Voulez-vous moins de transports scolaires, moins d’entretien dans les collèges et sur les routes ? (Non ! sur les mêmes travées.)

Non !

Voulez-vous moins d’investissement avec pour conséquence plus de chômage dans les entreprises ? (Non ! sur les mêmes travées.)

Non !

Le Gouvernement va-t-il enfin arrêter de stigmatiser les collectivités territoriales ? Monsieur le ministre, il faut faire confiance à l’intelligence des territoires ! (Bravo ! et applaudissements vifs et prolongés sur les travées du groupe socialiste, du groupe CRC et du groupe écologiste, ainsi que sur certaines travées du RDSE.)

M. le président. La parole est à M. le ministre chargé des collectivités territoriales.

M. Philippe Richert, ministre auprès du ministre de l'intérieur, de l'outre-mer, des collectivités territoriales et de l'immigration, chargé des collectivités territoriales. Monsieur le sénateur, j’ai déjà eu l’occasion de répondre à votre collègue François Marc sur le contexte dans lequel le Gouvernement, avec le Président de la République, organise le sommet local.

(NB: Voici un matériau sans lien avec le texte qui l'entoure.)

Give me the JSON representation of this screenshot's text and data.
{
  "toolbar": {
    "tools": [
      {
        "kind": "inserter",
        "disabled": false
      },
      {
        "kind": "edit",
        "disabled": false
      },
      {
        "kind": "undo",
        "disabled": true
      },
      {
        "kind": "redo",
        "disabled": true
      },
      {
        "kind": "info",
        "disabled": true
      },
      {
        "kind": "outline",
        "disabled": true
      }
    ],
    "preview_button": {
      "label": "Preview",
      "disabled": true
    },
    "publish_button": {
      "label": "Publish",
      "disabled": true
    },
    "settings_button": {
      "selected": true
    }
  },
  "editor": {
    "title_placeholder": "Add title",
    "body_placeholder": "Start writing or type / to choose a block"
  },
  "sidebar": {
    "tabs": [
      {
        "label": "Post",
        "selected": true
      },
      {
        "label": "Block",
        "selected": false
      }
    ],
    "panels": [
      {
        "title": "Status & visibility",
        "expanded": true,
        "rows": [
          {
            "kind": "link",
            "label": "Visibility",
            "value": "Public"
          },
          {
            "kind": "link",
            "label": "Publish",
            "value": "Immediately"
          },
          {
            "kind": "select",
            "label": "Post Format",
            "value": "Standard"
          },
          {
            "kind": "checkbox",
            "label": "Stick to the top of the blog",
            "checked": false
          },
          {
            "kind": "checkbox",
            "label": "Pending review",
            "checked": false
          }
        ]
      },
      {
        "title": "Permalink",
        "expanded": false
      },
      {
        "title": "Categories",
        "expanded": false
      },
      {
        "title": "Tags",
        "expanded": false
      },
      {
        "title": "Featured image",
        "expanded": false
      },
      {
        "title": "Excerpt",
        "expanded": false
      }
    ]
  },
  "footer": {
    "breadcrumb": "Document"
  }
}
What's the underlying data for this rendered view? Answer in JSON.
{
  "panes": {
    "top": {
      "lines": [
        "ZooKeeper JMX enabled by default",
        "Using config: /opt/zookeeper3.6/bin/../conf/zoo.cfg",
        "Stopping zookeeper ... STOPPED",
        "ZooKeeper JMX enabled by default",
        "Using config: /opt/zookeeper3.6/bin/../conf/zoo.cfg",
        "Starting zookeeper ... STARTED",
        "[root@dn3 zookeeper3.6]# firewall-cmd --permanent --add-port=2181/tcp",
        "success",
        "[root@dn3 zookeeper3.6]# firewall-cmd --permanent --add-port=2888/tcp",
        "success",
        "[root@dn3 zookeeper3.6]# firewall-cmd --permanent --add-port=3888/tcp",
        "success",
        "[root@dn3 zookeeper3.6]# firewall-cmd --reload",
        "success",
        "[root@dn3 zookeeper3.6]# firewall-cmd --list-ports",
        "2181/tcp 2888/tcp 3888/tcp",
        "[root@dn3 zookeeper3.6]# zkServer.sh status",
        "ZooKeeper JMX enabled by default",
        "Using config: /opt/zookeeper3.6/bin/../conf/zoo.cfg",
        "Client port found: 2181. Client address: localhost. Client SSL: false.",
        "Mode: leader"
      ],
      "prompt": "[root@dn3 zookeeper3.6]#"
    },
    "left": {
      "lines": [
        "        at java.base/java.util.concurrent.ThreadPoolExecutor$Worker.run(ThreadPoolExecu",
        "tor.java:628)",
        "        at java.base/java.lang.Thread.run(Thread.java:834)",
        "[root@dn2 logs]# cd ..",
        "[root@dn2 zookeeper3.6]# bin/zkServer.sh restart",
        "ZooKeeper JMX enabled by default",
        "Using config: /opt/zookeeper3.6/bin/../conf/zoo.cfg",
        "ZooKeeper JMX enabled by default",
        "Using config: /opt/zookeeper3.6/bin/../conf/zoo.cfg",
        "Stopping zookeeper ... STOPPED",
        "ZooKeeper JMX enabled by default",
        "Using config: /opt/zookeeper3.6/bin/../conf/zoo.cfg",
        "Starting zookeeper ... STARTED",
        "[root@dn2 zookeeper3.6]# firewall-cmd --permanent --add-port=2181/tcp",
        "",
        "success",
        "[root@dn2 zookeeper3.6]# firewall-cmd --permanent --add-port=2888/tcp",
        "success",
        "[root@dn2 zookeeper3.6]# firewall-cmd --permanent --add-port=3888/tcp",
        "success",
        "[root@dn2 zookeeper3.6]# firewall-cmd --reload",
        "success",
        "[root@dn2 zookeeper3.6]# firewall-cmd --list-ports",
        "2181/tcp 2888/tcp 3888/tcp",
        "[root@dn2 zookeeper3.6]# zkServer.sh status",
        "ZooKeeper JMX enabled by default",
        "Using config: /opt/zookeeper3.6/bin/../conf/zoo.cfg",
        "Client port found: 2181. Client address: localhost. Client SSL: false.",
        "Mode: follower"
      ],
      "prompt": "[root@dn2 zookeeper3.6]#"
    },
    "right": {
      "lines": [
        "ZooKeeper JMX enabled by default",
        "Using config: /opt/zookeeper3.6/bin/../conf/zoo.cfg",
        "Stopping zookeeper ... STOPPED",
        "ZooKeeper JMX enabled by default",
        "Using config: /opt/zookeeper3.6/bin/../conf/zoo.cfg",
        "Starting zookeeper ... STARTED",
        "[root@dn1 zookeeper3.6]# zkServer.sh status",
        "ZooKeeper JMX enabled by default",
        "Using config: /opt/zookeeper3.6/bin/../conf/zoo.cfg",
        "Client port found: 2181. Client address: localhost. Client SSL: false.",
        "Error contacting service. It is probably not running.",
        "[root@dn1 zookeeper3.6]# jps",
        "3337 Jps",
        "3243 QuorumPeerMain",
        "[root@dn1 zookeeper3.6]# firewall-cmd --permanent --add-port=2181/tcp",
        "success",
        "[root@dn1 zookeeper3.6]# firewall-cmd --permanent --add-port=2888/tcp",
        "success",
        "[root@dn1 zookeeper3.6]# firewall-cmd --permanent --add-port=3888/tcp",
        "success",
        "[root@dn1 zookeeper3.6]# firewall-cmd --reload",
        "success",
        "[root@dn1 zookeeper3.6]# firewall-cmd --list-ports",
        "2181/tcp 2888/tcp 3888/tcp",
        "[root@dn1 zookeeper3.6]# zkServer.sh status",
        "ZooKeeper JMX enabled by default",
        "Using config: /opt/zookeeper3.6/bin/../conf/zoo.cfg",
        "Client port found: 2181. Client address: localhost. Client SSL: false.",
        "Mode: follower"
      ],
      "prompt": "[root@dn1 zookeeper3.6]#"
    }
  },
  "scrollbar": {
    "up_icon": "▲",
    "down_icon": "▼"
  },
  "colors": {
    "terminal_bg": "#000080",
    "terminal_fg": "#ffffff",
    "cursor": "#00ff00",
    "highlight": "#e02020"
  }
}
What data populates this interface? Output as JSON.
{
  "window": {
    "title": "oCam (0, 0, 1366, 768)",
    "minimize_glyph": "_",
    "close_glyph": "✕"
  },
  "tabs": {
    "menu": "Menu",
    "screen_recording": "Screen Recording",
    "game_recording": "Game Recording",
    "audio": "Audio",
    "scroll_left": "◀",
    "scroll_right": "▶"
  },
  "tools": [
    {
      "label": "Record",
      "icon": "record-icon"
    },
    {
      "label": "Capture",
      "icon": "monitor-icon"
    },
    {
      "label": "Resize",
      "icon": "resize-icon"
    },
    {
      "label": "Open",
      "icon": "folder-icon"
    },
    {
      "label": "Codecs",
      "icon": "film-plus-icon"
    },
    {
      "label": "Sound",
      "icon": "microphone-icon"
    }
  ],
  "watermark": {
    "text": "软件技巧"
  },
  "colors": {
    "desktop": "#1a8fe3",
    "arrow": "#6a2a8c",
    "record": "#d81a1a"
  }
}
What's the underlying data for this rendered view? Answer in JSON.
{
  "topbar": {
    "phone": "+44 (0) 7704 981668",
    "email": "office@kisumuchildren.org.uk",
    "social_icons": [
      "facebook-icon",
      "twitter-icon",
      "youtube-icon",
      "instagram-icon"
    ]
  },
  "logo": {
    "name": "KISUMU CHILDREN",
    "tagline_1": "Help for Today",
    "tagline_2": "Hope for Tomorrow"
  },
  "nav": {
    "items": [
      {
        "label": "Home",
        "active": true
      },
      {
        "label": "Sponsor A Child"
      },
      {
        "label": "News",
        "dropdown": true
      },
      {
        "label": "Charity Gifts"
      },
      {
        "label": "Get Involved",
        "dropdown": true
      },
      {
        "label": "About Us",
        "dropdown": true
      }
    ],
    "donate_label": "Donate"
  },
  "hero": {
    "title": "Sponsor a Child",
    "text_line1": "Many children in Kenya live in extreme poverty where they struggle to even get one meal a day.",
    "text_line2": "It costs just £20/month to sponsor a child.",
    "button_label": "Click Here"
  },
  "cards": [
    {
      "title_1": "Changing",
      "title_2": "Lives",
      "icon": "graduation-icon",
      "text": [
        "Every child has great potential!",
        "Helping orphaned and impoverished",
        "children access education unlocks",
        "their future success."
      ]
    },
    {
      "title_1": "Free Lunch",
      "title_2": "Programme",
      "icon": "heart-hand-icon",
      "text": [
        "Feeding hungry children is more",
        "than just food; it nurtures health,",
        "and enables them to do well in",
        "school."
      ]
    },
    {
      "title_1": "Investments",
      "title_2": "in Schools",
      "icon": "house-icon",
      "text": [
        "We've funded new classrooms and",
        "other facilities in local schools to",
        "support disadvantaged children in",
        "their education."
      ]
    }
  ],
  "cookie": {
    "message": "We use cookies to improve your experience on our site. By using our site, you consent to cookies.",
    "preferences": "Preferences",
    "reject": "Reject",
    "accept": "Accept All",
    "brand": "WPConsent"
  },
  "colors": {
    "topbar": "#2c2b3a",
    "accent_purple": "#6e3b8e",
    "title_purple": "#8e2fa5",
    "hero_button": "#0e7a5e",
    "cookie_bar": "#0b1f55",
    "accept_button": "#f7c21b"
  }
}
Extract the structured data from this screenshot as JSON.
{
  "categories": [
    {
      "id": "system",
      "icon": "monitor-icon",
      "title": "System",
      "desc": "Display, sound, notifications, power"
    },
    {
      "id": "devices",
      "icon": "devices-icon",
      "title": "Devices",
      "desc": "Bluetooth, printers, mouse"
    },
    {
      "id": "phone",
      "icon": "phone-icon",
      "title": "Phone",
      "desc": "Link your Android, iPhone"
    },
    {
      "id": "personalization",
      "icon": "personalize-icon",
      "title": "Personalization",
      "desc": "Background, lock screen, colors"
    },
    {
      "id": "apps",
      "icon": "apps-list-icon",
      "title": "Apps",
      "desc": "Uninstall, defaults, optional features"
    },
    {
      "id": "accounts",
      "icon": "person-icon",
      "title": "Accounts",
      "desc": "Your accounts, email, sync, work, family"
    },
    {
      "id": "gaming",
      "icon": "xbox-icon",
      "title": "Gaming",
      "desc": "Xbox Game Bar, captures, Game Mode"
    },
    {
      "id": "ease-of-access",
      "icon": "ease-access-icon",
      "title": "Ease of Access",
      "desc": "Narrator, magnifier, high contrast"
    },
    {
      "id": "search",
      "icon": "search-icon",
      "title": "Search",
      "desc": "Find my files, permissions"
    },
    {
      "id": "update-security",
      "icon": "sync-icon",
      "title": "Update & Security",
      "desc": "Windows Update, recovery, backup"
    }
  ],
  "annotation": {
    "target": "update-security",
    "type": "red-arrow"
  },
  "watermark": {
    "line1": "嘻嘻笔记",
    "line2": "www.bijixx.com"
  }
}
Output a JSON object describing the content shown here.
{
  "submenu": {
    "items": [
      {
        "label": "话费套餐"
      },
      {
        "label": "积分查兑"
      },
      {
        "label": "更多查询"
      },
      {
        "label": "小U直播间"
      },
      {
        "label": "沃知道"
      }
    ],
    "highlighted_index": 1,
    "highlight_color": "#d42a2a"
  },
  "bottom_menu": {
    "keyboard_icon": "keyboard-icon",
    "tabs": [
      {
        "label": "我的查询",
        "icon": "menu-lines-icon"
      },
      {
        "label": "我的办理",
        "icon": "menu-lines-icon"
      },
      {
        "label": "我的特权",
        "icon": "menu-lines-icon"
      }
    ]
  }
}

Vous venez une nouvelle fois de démontrer que, en réalité, ce n’est pas le Gouvernement qui essaie de mettre en lumière les difficultés des collectivités, c’est vous qui, en permanence, dites au Gouvernement : donnez-nous plus ! (Protestations sur les travées du groupe socialiste.)

M. Philippe Richert, ministre. La seule chose que vous êtes capables de faire, c’est de demander davantage au Gouvernement et aux fonds publics pour répondre aux besoins. (Protestations sur les travées du groupe socialiste, du groupe CRC et du groupe écologiste, ainsi que sur certaines travées du RDSE.)

M. François Rebsamen. Laissez-nous faire !

M. Philippe Richert, ministre. Mesdames, messieurs les sénateurs, regardez la réalité ! La France, aujourd’hui, comme l’ensemble des pays, subit une crise, et il ne suffit pas de vous agiter d’un bout à l’autre du territoire pour tenter de convaincre la population, la main sur le cœur, que vous souhaiteriez faire plus, mais que l’État ne vous donne pas assez !

Mme Nicole Borvo Cohen-Seat. C’est vous qui donnez moins !

M. Philippe Richert, ministre. La réalité, c’est que nous devons ensemble faire l’effort d’une meilleure utilisation des deniers publics.

M. Yves Krattinger. C’est ce qu’on fait !

M. Didier Guillaume. Faites-nous confiance !

M. Philippe Richert, ministre. Nous ne pouvons pas faire autrement.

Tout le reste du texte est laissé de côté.